J'aime gober les huitres,
cette consistance gélatineuse
glissant dans ma gorge
évoque ce temps exquis
où
je parcourais les champs de bataille
pour avaler les yeux globuleux des cadavres encore chauds.
En ce temps là c'est ma drogue.
Les yeux gardent en mémoire la vie complète du défunt. Les visions les plus nettes sont les moments les plus intenses. Chaque fois que j'aspire un oeil, le film d'une vie en quelques secondes éblouie mon être. Je reste hébété sous la charge émotionnelle qui envahit toutes mes fibres. Je vois tout, l'amour maternel, les premières frayeurs, les joies, les peines, les peurs, les doutes. Je voyage aussi à travers le monde, j'admire des montagnes, des plages de sables blancs, des forêts fleurant bon l'humus. Je frissonne dans de sordides baraquements, je prends mes aises dans de fins palaces. J'ai la honte des souffres-douleur, l'arrogance des privilégiés. En apothéose il y a la mort, parfois elle vient sans prévenir, l'image s'arrête brutalement avec un soupçon de surprise, parfois elle glisse avec lenteur vers sa proie, droit dans les yeux. Alors c'est souvent la panique, la révolte, l'incompréhension, les regrets. Les champs de batailles sont idéals pour ces derniers instants, il y a toujours la peur et la rage, sentiments qui déchargent une transe au plus profond de ma moëlle épinière.

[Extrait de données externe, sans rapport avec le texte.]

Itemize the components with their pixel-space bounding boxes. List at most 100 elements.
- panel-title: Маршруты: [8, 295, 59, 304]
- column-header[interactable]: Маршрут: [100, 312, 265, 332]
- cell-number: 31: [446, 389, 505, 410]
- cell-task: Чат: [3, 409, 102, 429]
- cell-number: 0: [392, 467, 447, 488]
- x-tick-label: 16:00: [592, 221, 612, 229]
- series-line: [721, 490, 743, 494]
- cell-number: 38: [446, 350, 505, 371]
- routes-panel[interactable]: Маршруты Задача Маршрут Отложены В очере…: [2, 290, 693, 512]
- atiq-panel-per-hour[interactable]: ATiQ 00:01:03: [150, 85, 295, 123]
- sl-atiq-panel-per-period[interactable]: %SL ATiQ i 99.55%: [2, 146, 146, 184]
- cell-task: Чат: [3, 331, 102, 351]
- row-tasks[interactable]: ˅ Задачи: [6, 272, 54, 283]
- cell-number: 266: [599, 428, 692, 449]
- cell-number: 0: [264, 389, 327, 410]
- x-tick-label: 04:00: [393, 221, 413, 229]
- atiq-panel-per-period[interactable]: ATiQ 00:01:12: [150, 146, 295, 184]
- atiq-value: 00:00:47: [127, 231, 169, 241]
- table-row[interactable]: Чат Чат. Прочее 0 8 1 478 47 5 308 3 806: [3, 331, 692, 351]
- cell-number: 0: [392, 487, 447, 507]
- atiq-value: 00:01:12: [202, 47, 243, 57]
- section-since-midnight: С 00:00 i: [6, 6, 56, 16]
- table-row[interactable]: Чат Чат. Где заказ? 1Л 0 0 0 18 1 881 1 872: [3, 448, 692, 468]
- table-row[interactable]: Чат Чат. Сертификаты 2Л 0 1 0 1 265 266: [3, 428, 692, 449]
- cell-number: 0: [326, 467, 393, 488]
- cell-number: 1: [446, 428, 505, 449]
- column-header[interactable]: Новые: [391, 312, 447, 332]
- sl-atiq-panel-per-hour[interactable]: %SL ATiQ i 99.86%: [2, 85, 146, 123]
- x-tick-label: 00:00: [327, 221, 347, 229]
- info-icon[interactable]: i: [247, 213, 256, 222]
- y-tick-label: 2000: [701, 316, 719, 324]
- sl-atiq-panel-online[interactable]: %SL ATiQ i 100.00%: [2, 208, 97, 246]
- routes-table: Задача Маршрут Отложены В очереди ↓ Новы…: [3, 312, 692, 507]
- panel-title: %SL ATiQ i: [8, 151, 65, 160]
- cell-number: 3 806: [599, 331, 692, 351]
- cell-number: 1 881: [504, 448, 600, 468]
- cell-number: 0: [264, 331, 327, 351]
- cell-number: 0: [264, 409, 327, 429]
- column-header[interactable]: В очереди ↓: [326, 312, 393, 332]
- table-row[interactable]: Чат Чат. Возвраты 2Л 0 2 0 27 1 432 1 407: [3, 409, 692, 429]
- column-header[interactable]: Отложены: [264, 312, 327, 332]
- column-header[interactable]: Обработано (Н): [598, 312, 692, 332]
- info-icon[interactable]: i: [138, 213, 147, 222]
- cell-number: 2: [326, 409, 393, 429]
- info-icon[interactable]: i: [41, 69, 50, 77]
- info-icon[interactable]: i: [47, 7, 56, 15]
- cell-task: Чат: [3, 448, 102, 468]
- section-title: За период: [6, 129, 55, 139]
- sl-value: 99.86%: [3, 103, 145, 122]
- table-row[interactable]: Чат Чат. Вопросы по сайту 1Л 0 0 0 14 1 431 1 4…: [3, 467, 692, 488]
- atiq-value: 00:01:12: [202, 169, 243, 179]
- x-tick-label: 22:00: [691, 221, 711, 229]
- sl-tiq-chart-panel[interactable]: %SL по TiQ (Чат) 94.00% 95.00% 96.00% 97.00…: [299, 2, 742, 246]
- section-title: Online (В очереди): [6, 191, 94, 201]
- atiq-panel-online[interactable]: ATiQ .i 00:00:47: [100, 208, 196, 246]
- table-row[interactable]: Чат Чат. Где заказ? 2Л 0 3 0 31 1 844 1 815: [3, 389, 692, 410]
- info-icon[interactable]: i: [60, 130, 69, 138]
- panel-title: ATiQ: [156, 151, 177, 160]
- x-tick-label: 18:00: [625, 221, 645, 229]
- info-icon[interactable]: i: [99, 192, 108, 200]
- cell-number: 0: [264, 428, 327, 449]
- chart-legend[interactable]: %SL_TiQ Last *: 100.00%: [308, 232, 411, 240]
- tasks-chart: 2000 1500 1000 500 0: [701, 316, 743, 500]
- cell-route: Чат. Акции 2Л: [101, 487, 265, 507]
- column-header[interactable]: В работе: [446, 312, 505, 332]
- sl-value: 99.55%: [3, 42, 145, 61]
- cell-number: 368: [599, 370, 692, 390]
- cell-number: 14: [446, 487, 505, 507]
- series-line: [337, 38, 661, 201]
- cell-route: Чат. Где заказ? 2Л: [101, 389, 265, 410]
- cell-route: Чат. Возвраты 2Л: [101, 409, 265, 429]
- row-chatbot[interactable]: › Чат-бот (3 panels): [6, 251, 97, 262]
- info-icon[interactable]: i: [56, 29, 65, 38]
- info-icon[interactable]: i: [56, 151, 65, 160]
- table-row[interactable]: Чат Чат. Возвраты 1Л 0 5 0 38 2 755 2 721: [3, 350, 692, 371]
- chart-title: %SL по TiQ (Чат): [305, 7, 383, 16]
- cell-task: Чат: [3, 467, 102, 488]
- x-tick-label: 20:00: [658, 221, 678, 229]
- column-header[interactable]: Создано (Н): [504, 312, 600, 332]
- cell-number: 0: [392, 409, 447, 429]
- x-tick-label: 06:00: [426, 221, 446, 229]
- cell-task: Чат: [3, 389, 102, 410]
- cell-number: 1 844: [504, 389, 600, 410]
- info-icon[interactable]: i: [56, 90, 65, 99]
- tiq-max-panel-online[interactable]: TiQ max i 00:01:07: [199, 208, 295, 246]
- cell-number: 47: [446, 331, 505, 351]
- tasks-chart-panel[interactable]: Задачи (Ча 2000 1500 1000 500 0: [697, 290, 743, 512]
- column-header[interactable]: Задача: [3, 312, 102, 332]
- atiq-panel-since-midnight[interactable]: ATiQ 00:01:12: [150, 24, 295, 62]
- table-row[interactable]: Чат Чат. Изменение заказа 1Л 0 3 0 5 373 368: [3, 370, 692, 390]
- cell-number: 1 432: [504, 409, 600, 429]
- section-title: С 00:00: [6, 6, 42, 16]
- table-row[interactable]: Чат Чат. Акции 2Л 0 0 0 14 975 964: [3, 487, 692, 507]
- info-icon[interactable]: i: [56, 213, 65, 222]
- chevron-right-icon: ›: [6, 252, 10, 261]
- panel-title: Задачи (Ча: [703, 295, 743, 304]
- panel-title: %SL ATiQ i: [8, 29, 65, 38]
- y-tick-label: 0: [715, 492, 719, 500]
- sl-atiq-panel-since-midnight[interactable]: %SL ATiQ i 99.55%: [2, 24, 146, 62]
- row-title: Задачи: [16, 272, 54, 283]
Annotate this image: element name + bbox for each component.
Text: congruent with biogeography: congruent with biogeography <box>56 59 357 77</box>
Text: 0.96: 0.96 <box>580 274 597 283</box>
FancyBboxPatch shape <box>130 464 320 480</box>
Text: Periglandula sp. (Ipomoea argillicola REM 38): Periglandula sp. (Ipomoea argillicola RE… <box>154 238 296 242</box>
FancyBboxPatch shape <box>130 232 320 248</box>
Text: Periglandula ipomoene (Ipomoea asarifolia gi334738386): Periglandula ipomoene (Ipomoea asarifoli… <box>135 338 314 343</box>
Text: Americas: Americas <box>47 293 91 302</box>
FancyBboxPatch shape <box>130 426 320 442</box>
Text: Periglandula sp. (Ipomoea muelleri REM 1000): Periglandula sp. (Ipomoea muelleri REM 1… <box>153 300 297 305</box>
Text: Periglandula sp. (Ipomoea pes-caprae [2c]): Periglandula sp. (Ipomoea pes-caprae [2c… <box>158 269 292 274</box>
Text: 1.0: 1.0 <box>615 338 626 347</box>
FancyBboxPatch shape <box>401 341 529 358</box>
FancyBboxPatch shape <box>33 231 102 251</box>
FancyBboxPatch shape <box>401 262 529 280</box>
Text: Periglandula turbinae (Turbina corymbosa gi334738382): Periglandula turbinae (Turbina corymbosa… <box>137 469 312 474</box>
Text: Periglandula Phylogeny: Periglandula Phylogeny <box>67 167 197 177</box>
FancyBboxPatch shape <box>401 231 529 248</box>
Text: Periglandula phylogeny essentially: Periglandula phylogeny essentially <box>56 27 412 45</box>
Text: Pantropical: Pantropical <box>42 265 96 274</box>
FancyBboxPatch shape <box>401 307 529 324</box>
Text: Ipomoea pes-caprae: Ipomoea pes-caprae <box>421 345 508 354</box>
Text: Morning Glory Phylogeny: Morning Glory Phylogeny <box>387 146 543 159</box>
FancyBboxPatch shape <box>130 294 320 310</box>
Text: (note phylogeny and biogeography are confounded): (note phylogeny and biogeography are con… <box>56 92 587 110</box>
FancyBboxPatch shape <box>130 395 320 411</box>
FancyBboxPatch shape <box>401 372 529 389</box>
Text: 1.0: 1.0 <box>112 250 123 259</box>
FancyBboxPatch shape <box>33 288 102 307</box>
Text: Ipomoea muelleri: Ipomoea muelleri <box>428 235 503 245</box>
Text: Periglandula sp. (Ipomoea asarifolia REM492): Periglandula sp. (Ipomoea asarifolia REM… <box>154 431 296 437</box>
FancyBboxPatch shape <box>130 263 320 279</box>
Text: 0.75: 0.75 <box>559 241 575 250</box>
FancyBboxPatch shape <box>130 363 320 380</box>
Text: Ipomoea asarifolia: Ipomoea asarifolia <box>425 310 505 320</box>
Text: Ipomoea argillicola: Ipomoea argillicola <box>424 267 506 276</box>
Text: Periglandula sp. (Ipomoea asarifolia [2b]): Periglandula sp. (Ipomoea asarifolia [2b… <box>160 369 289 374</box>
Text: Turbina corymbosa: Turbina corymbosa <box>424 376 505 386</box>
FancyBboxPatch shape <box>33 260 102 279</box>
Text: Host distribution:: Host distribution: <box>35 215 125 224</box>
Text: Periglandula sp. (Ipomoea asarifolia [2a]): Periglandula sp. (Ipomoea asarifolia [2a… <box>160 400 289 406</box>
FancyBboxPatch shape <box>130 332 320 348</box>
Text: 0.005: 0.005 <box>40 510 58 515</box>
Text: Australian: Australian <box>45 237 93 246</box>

Je vole les souvenirs et quand un mort n'a plus de souvenir, la lumière ne peut le trouver, l'enfer non plus d'ailleurs. Le mort devient alors une âme errante, elle erre de par le monde, sans compréhension de son état, elle mugit son désespoir inaudible pour la plupart des humains.
Quand je dors des souvenirs s'esquivent de ma mémoire, ils s'accrochent alors aux âmes errantes, parfois une belle vie s'attache à un âme dépravée, parfois une vie méprisable s'attache à une âme pure. Ni l'enfer, ni le paradis accepte ces âmes dissonantes. Les âmes continuent à errer mais maintenant elles comprennent leurs états. Elles interviennent alors dans les affaires humaines, on les appelle les fantômes.